While we are concerned that we only have a few hundred dollars in our bank accounts or not sure if we have enough money to buy that iPhone for our loved ones, maybe we need to reconsider how we spend it this holiday season. While we’re “struggling”, it’s nothing compared to that of the rest of this world right now. Maybe it’s time we start sharing that gift that we’ve been blessed with to others that really need it more than ourselves or each other, who are much more well off. We hear a lot about fighting the war on poverty. But as many of us complete agree with the idea and support it, we choose to be complacent and not actually take any action other than just saying “Down with poverty! Yeah…!” Maybe it’s time we actually take a stand against it and do something about it. The Christmas season seems like the perfect time to make that change.

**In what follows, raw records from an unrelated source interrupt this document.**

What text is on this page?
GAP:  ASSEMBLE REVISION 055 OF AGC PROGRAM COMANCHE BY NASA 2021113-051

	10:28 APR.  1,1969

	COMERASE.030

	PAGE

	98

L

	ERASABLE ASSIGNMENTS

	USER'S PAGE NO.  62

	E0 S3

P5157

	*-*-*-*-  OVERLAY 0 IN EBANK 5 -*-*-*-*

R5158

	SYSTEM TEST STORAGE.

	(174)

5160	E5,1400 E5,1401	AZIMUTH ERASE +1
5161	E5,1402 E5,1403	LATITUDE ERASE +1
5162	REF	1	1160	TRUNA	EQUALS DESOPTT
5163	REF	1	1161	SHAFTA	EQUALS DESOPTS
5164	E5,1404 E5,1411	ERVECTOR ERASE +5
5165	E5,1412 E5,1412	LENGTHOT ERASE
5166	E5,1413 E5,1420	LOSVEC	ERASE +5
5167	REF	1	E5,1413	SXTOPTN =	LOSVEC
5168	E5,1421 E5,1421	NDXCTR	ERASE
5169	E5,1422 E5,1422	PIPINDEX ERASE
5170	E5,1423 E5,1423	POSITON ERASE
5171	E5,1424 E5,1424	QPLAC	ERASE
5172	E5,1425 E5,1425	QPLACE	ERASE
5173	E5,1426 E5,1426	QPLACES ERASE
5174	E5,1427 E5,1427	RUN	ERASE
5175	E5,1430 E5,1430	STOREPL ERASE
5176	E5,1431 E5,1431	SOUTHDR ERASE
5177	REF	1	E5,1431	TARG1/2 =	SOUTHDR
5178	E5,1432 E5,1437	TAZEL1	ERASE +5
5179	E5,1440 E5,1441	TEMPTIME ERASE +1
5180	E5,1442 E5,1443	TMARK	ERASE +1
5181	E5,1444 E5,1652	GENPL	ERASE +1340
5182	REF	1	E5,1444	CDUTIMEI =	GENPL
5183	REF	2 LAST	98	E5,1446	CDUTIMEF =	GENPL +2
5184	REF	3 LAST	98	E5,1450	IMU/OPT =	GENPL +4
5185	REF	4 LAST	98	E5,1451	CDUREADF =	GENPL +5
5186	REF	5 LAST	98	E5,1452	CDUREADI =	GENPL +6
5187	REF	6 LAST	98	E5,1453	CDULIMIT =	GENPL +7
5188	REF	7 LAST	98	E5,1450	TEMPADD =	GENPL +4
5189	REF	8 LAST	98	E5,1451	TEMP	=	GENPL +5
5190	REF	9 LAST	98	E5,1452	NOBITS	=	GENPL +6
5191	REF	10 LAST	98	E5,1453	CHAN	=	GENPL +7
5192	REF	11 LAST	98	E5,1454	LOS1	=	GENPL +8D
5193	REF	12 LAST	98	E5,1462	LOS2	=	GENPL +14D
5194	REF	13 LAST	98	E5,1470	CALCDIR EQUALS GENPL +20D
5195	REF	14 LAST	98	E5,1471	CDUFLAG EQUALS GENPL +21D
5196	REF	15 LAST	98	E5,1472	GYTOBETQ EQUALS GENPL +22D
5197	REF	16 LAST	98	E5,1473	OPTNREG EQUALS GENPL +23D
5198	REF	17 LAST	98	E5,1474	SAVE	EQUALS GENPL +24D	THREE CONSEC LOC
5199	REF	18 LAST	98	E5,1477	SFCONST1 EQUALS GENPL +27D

Money has that unfortunate effect that causes us to idolize it and horde it whenever we can. It’s become our false god. Without it, we feel weak, struggle, and live in fear each day. That is the way that society in the U.S. lives. It’s time to change that. To release the grip on our bank accounts and be willing to give some of it away to help others that actually need it. We’ve already received all the love we can ask for in God and those around us. That’s all that we really need. Especially in a time where people feel hopeless and there is no one out there that cares about them, this is the time to show them that there is someone that does love them. To that family in Vietnam that can’t struggling to feed their children… To the orphan in Africa who can’t go to school because of lack of funds…

So as I still work on my Christmas shopping list this year, I’ve been a lot more thrifty. Maybe a little too cheap. But I know that those that those I’m giving gifts to will understand my reasoning in the end. It’s not because I’m trying to save money. It’s because that money is better off spent or given to someone that actually needs it. That is what I’ve come to realize this season: It’s not about the quality of the gifts. It’s not about the amount of money we spend. It’s about making a difference in the lives of others. To love others just as God loves you. That is what Christmas is really about.

Give someone hope. Make a difference in someone’s life.